Pay growth in the UK economy has softened to its weakest pace in seven months, raising the prospect of a slowdown on the consumer-driven growth that has been powering the British economy since the Brexit vote.

Figures from the Office for National Statistics how the rate of average rate of earnings growth slipped below the annual inflation rate for the first time in two years.

While inflation hit 2.3 per cent in February, pay excluding bonuses rose just 2.2 per cent, said the ONS.

Here’s what UK economists make of the numbers.

James Smith at ING notes that despite still healthy employment growth, the February figures offer no “good news for consumers” as inflation will likely climb above 3 per cent later this year.

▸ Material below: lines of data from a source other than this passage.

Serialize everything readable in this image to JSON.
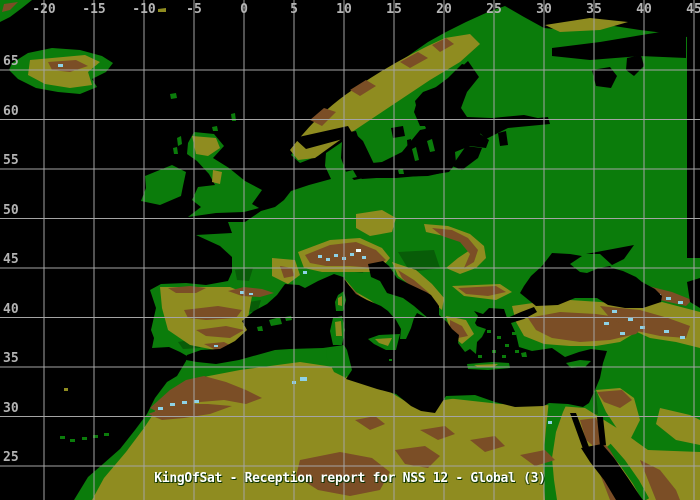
{
  "map": {
    "title": "KingOfSat - Reception report for NSS 12 - Global (3)",
    "axis": {
      "top_longitude_labels": [
        "-20",
        "-15",
        "-10",
        "-5",
        "0",
        "5",
        "10",
        "15",
        "20",
        "25",
        "30",
        "35",
        "40",
        "45"
      ],
      "left_latitude_labels": [
        "65",
        "60",
        "55",
        "50",
        "45",
        "40",
        "35",
        "30",
        "25"
      ]
    },
    "colors": {
      "sea": "#000000",
      "lowland": "#0b7c0b",
      "lowland_shade": "#085c08",
      "highland": "#8f8c20",
      "mountain": "#7b4e26",
      "glacier": "#8ed2e6",
      "snow": "#eefafa",
      "grid": "#a4a4a4",
      "axis_text": "#b4b4b4",
      "title_text": "#ffffff"
    }
  }
}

Having been fairly resilient in the latter half of 2016, firms appear to be moderating pay increases as rising input prices and economic uncertainty put pressure on overall costs. The latest Bank of England Agents survey suggests that wage growth is likely to stabilise around 2.2% during 2017.

For that reason, we expect the Bank of England to continue to “look through” rising inflation and focus instead on the uncertain growth outlook. We don’t anticipate any change in Bank rate before 2019.

Elizabeth Martins at HSCB highlights that despite the unemployment rate falling to the Bank of England’s “natural rate” of 4.5 per cent “there seems little sign of that translating into better pay growth”.

In a now familiar refrain, today’s labour market figures show a strong employment picture in conjunction with weak pay growth. The number of vacancies, as well continued signs of employment growth in the PMI surveys, point to the former continuing in the near term.

The BoE has specified that it would need to see pay growth picking up in order to move from a neutral to hawkish monetary policy stance. There is nothing in this data release, from our perspective, to trigger that condition

Despite the subdued earnings growth, Paul Hollingsworth at Capital Economics thinks the UK will not experience a consumer slowdown of the magnitude seen during the financial crisis this year.

He expects that the steadily falling unemployment rate – which is at a 12-year low – should push up wages:

Consumer spending should be supported by strong confidence, decent jobs growth and supportive credit conditions. As a result, we continue to expect spending growth to slow, rather than collapse.

Analysts at Fathom have a more gloomy take. They forecast that growth in the first quarter of the year has slipped from 0.7 per cent to 0.4 per cent, with overall 2017 expansion at just 1.1 per cent (the Bank of England thinks it will be 2 per cent):

As Brexit negotiations get underway and the UK’s economic growth is weaker than widely anticipated, we expect sterling to weaken further. Indeed, under our central scenario, we see it depreciating to 1.16 against the US dollar this year, falling toward 1.08 through 2018.

Maike Currie, investment director at Fidelity stresses a “cocktail of concerns” revealed by recent economic data – including falling non-food retail sales and disappearing wage growth.

Data released this week show a cocktail of concerns for the British consumer: from a dramatic fall in non-food high street sales to a second month of the highest inflation in three years and disappearing wage growth.

“Households are starting to feel the squeeze of rising prices and stagnant earnings just as the Brexit talks kick off”, said Ms Currie.